Bill Maher has previously said he might consider voting for Rand Paul if he were to run against Hillary Clinton for president in 2016. It is certainly understandable why someone might give this a thought in light of Clinton’s hawkish foreign policy views but this idea breaks down with a closer look at Rand Paul. Maher found that Paul is not as anti-war as he would prefer, but another issue is a real deal-breaker:
Maher said he was most attracted to Paul because of the senator’s general views on foreign policy, though he’s not a fan of his recent support for bombing ISIS.
“He’s great on ending the empire, not getting into any more foreign entanglements — I’m even to the left of him on the bombing (of ISIS); he wants to keep bombing ISIS, I want us to stop bombing altogether,” he said.

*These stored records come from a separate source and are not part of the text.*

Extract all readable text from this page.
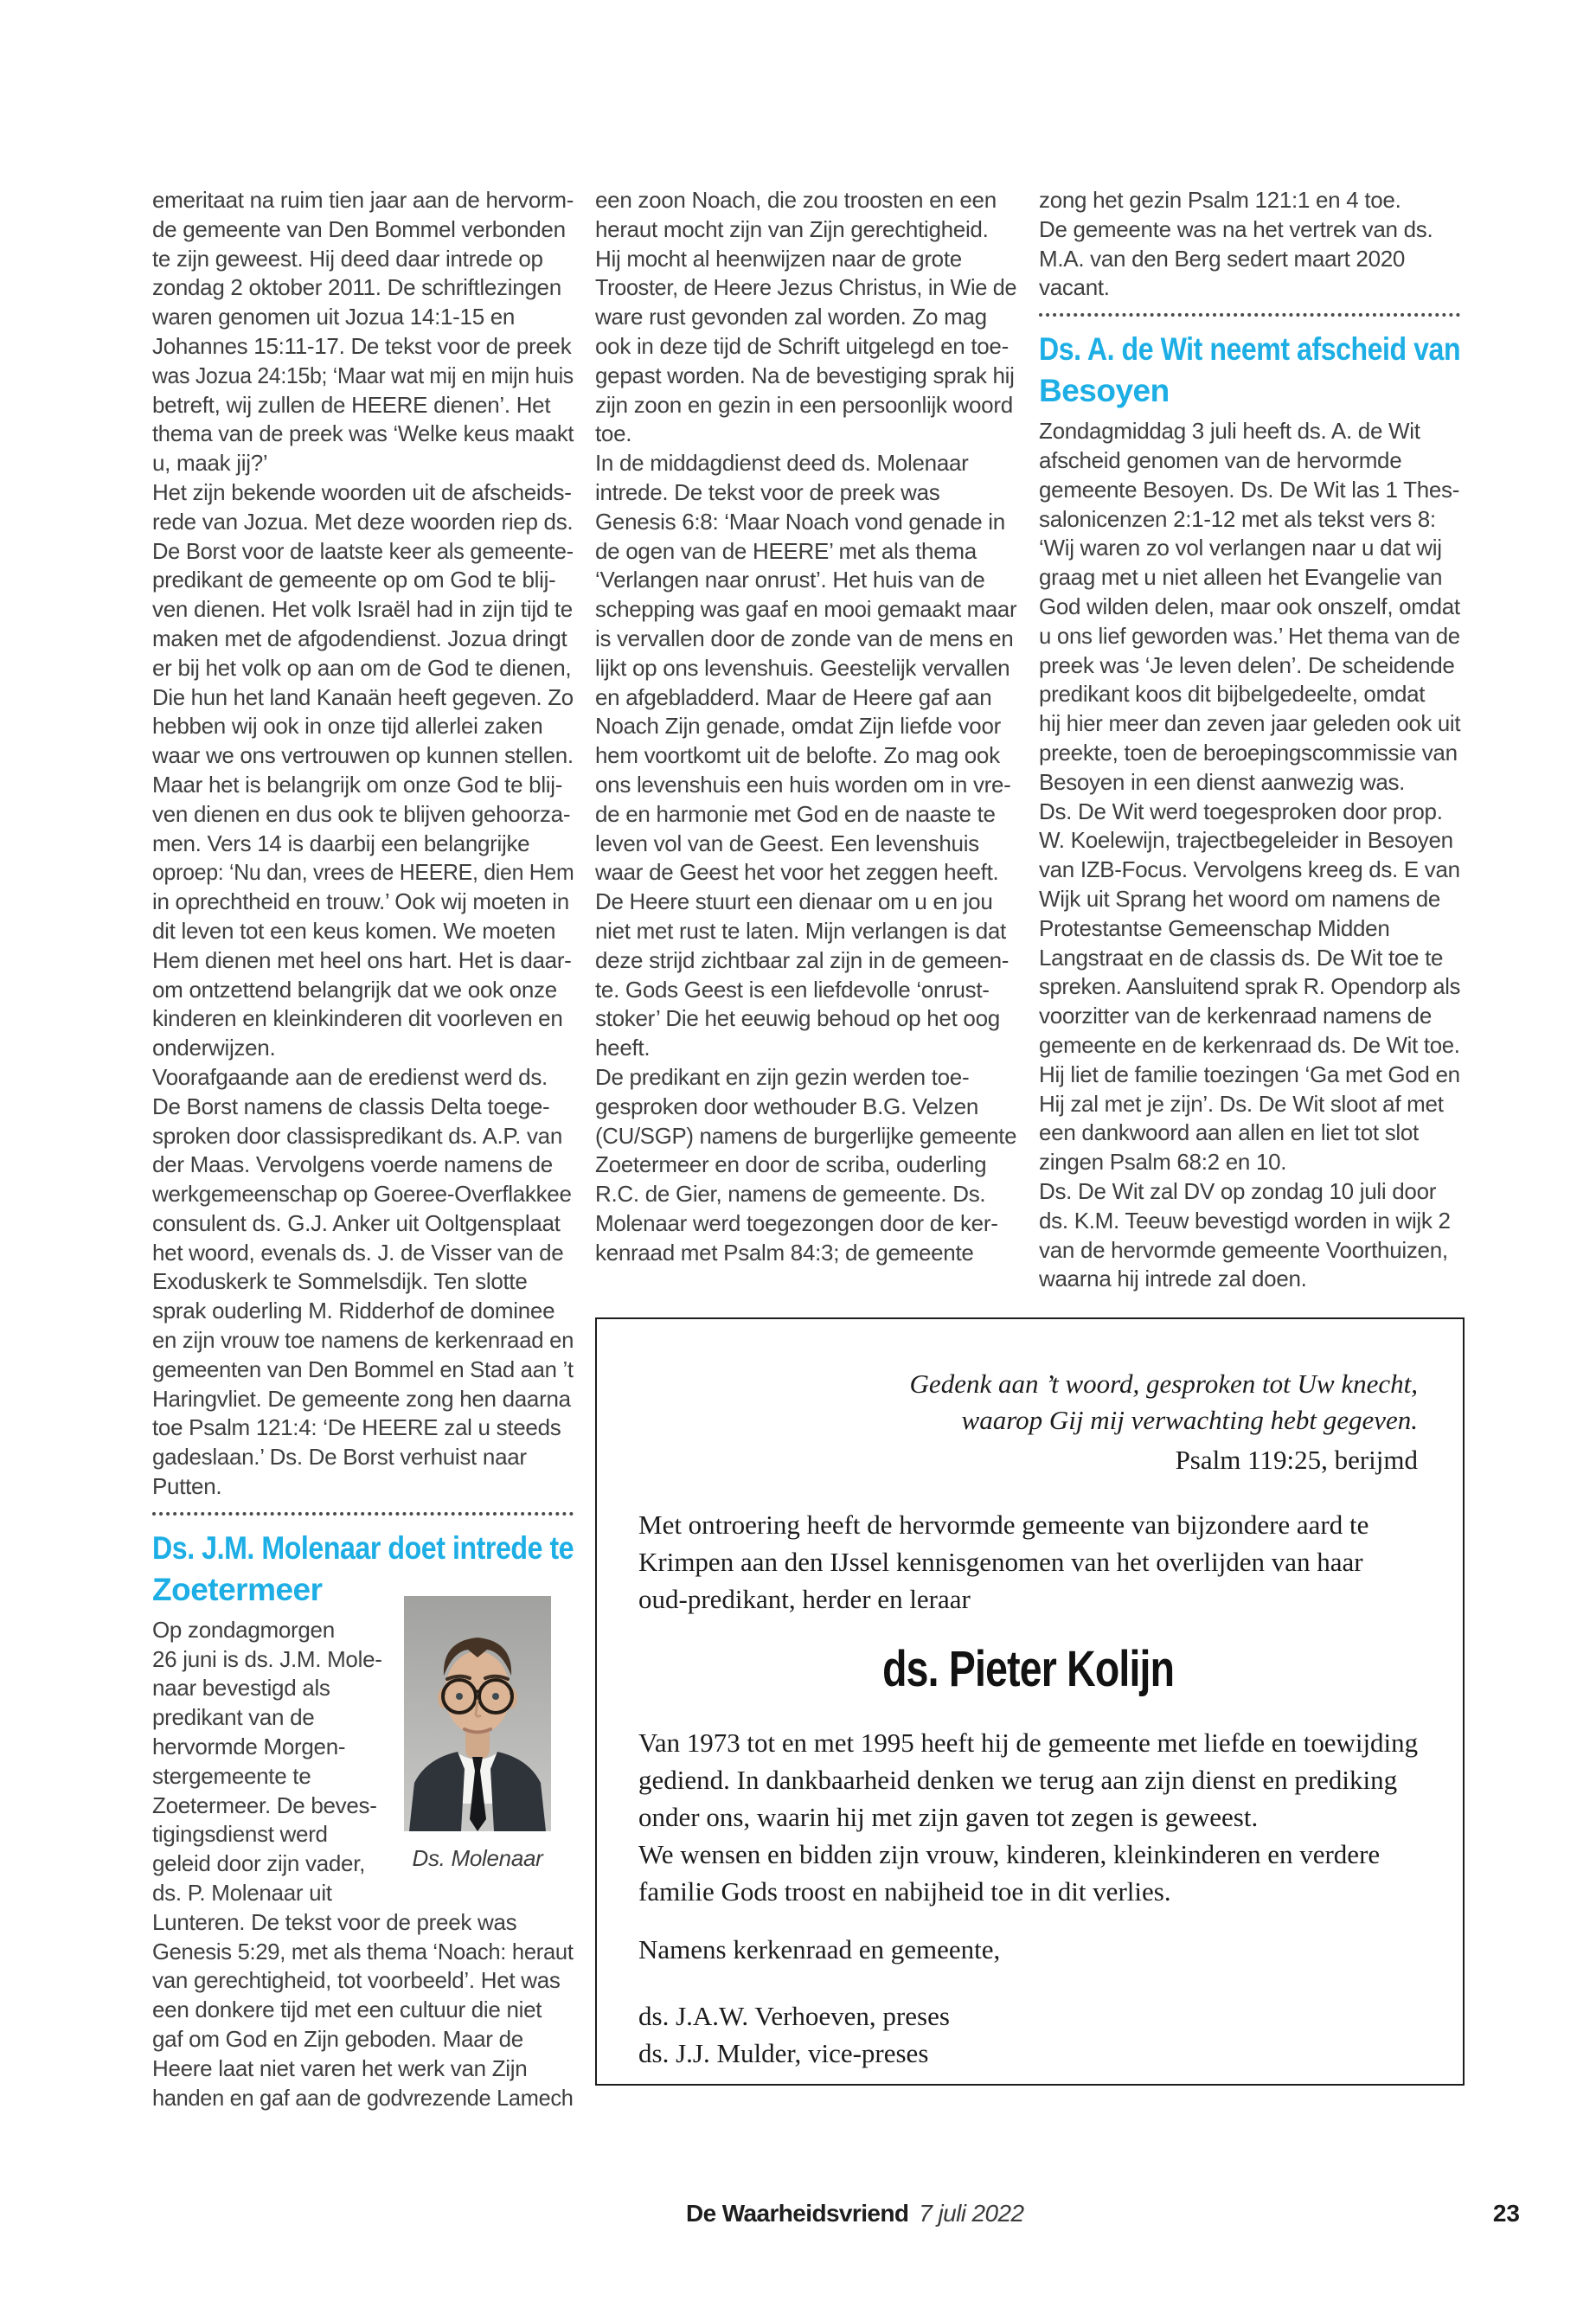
emeritaat na ruim tien jaar aan de hervorm-
de gemeente van Den Bommel verbonden
te zijn geweest. Hij deed daar intrede op
zondag 2 oktober 2011. De schriftlezingen
waren genomen uit Jozua 14:1-15 en
Johannes 15:11-17. De tekst voor de preek
was Jozua 24:15b; ‘Maar wat mij en mijn huis
betreft, wij zullen de HEERE dienen’. Het
thema van de preek was ‘Welke keus maakt
u, maak jij?’
Het zijn bekende woorden uit de afscheids-
rede van Jozua. Met deze woorden riep ds.
De Borst voor de laatste keer als gemeente-
predikant de gemeente op om God te blij-
ven dienen. Het volk Israël had in zijn tijd te
maken met de afgodendienst. Jozua dringt
er bij het volk op aan om de God te dienen,
Die hun het land Kanaän heeft gegeven. Zo
hebben wij ook in onze tijd allerlei zaken
waar we ons vertrouwen op kunnen stellen.
Maar het is belangrijk om onze God te blij-
ven dienen en dus ook te blijven gehoorza-
men. Vers 14 is daarbij een belangrijke
oproep: ‘Nu dan, vrees de HEERE, dien Hem
in oprechtheid en trouw.’ Ook wij moeten in
dit leven tot een keus komen. We moeten
Hem dienen met heel ons hart. Het is daar-
om ontzettend belangrijk dat we ook onze
kinderen en kleinkinderen dit voorleven en
onderwijzen.
Voorafgaande aan de eredienst werd ds.
De Borst namens de classis Delta toege-
sproken door classispredikant ds. A.P. van
der Maas. Vervolgens voerde namens de
werkgemeenschap op Goeree-Overflakkee
consulent ds. G.J. Anker uit Ooltgensplaat
het woord, evenals ds. J. de Visser van de
Exoduskerk te Sommelsdijk. Ten slotte
sprak ouderling M. Ridderhof de dominee
en zijn vrouw toe namens de kerkenraad en
gemeenten van Den Bommel en Stad aan ’t
Haringvliet. De gemeente zong hen daarna
toe Psalm 121:4: ‘De HEERE zal u steeds
gadeslaan.’ Ds. De Borst verhuist naar
Putten.
Ds. J.M. Molenaar doet intrede te
Zoetermeer
Op zondagmorgen
26 juni is ds. J.M. Mole-
naar bevestigd als
predikant van de
hervormde Morgen-
stergemeente te
Zoetermeer. De beves-
tigingsdienst werd
geleid door zijn vader,
ds. P. Molenaar uit
Lunteren. De tekst voor de preek was
Genesis 5:29, met als thema ‘Noach: heraut
van gerechtigheid, tot voorbeeld’. Het was
een donkere tijd met een cultuur die niet
gaf om God en Zijn geboden. Maar de
Heere laat niet varen het werk van Zijn
handen en gaf aan de godvrezende Lamech
een zoon Noach, die zou troosten en een
heraut mocht zijn van Zijn gerechtigheid.
Hij mocht al heenwijzen naar de grote
Trooster, de Heere Jezus Christus, in Wie de
ware rust gevonden zal worden. Zo mag
ook in deze tijd de Schrift uitgelegd en toe-
gepast worden. Na de bevestiging sprak hij
zijn zoon en gezin in een persoonlijk woord
toe.
In de middagdienst deed ds. Molenaar
intrede. De tekst voor de preek was
Genesis 6:8: ‘Maar Noach vond genade in
de ogen van de HEERE’ met als thema
‘Verlangen naar onrust’. Het huis van de
schepping was gaaf en mooi gemaakt maar
is vervallen door de zonde van de mens en
lijkt op ons levenshuis. Geestelijk vervallen
en afgebladderd. Maar de Heere gaf aan
Noach Zijn genade, omdat Zijn liefde voor
hem voortkomt uit de belofte. Zo mag ook
ons levenshuis een huis worden om in vre-
de en harmonie met God en de naaste te
leven vol van de Geest. Een levenshuis
waar de Geest het voor het zeggen heeft.
De Heere stuurt een dienaar om u en jou
niet met rust te laten. Mijn verlangen is dat
deze strijd zichtbaar zal zijn in de gemeen-
te. Gods Geest is een liefdevolle ‘onrust-
stoker’ Die het eeuwig behoud op het oog
heeft.
De predikant en zijn gezin werden toe-
gesproken door wethouder B.G. Velzen
(CU/SGP) namens de burgerlijke gemeente
Zoetermeer en door de scriba, ouderling
R.C. de Gier, namens de gemeente. Ds.
Molenaar werd toegezongen door de ker-
kenraad met Psalm 84:3; de gemeente
zong het gezin Psalm 121:1 en 4 toe.
De gemeente was na het vertrek van ds.
M.A. van den Berg sedert maart 2020
vacant.
Ds. A. de Wit neemt afscheid van
Besoyen
Zondagmiddag 3 juli heeft ds. A. de Wit
afscheid genomen van de hervormde
gemeente Besoyen. Ds. De Wit las 1 Thes-
salonicenzen 2:1-12 met als tekst vers 8:
‘Wij waren zo vol verlangen naar u dat wij
graag met u niet alleen het Evangelie van
God wilden delen, maar ook onszelf, omdat
u ons lief geworden was.’ Het thema van de
preek was ‘Je leven delen’. De scheidende
predikant koos dit bijbelgedeelte, omdat
hij hier meer dan zeven jaar geleden ook uit
preekte, toen de beroepingscommissie van
Besoyen in een dienst aanwezig was.
Ds. De Wit werd toegesproken door prop.
W. Koelewijn, trajectbegeleider in Besoyen
van IZB-Focus. Vervolgens kreeg ds. E van
Wijk uit Sprang het woord om namens de
Protestantse Gemeenschap Midden
Langstraat en de classis ds. De Wit toe te
spreken. Aansluitend sprak R. Opendorp als
voorzitter van de kerkenraad namens de
gemeente en de kerkenraad ds. De Wit toe.
Hij liet de familie toezingen ‘Ga met God en
Hij zal met je zijn’. Ds. De Wit sloot af met
een dankwoord aan allen en liet tot slot
zingen Psalm 68:2 en 10.
Ds. De Wit zal DV op zondag 10 juli door
ds. K.M. Teeuw bevestigd worden in wijk 2
van de hervormde gemeente Voorthuizen,
waarna hij intrede zal doen.
Ds. Molenaar
Gedenk aan ’t woord, gesproken tot Uw knecht,
waarop Gij mij verwachting hebt gegeven.
Psalm 119:25, berijmd
Met ontroering heeft de hervormde gemeente van bijzondere aard te
Krimpen aan den IJssel kennisgenomen van het overlijden van haar
oud-predikant, herder en leraar
ds. Pieter Kolijn
Van 1973 tot en met 1995 heeft hij de gemeente met liefde en toewijding
gediend. In dankbaarheid denken we terug aan zijn dienst en prediking
onder ons, waarin hij met zijn gaven tot zegen is geweest.
We wensen en bidden zijn vrouw, kinderen, kleinkinderen en verdere
familie Gods troost en nabijheid toe in dit verlies.
Namens kerkenraad en gemeente,
ds. J.A.W. Verhoeven, preses
ds. J.J. Mulder, vice-preses
De Waarheidsvriend 7 juli 2022	23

While Maher donated $1 million to a super PAC backing President Barack Obama in 2012, he has been less than enthusiastic about a potential Clinton presidency, especially when it comes to her foreign policy.
But Maher told Salon there’s stark daylight between him and Paul on a different issue.
“I had drinks with him about two weeks ago. He’s a nice guy, he’s a smart guy. My big problem is I asked him about the environment, which is my big issue,” Maher said. “He had made a comment that was very similar to what Dick Cheney said about a month or two ago, which was basically, ‘Why are we talking the environment when ISIS is out there?’ I said, ‘Senator, y’know, you sounded just like Dick Cheney.’ “
Last month, Paul blasted Clinton for saying climate change marked the “most consequential, urgent, sweeping collection of challenges we face.”
“I don’t think we really want a commander in chief who’s battling climate change instead of terrorism,” Paul said on Fox News.
Maher said that Paul’s answer on the environment was “wholly unsatisfactory” and that the senator would lose his vote based entirely on that issue unless Paul comes up with a better answer.
“This is the deal-breaker issue with me. You’ve got to be good on this or, I’m sorry, not going to happen,” Maher said.
In an ideal world, we would be able to exclude someone such as Hillary Clinton who backed the Iraq war with claims of a connection between Sadaam and al Qaeda. However in such an ideal world, we would also not have a major political party which denies science, including the scientific consensus on climate change. In addition to drumming up fear about terrorism, it makes no sense to say we cannot deal with climate change due to the presence of another problem. It is as if Paul and Cheney are unable to walk and chew gum at the same time.
Salon has more on Rand Paul’s anti-scientific views, related to both climate change and Ebola:
In a breathless “exclusive,” Breitbart News revealed that Paul thinks the Obama administration is misleading the public about the nature of the threat and how the disease is spread. “They’re downplaying and underplaying the risk of this,” Paul claimed. “They keep emphasizing that it’s so hard to transmit. Well if it’s so hard to transmit why are doctors getting it with masks, gloves, boots and hats—the whole works?”
You might think an ophthalmologist (though he’s not board certified) would be more responsible about spreading health panic. But you’d be wrong. “Could we have a worldwide pandemic? The Spanish flu in 1918 killed 21 million people, the plague in the 14th century killed 25 million people; I’m not saying that’s going to happen, I don’t know what’s going to happen. But I think we should have travel restrictions at this point in time coming from Africa,” Paul added.
Health experts shot Paul down almost immediately. “I don’t think that there’s data to tell us that that’s a correct statement, with all due respect,” NIH veteran Dr. Anthony Fauci told CBS’s “Face the Nation.” “We have had experience since 1976 with how Ebola is transmitted. And it is clear that it’s transmitted by direct contact with body fluids, blood, diarrhea, vomit, or what have you.
“And there’s no indication that there is another insidious way that it’s transmitted that we’re missing because of the experience that we’ve had. So, we’ve really gotta go with the evidence base. There’s always hypothesis and surmising about that, but there’s no scientific evidence,” Fauci added.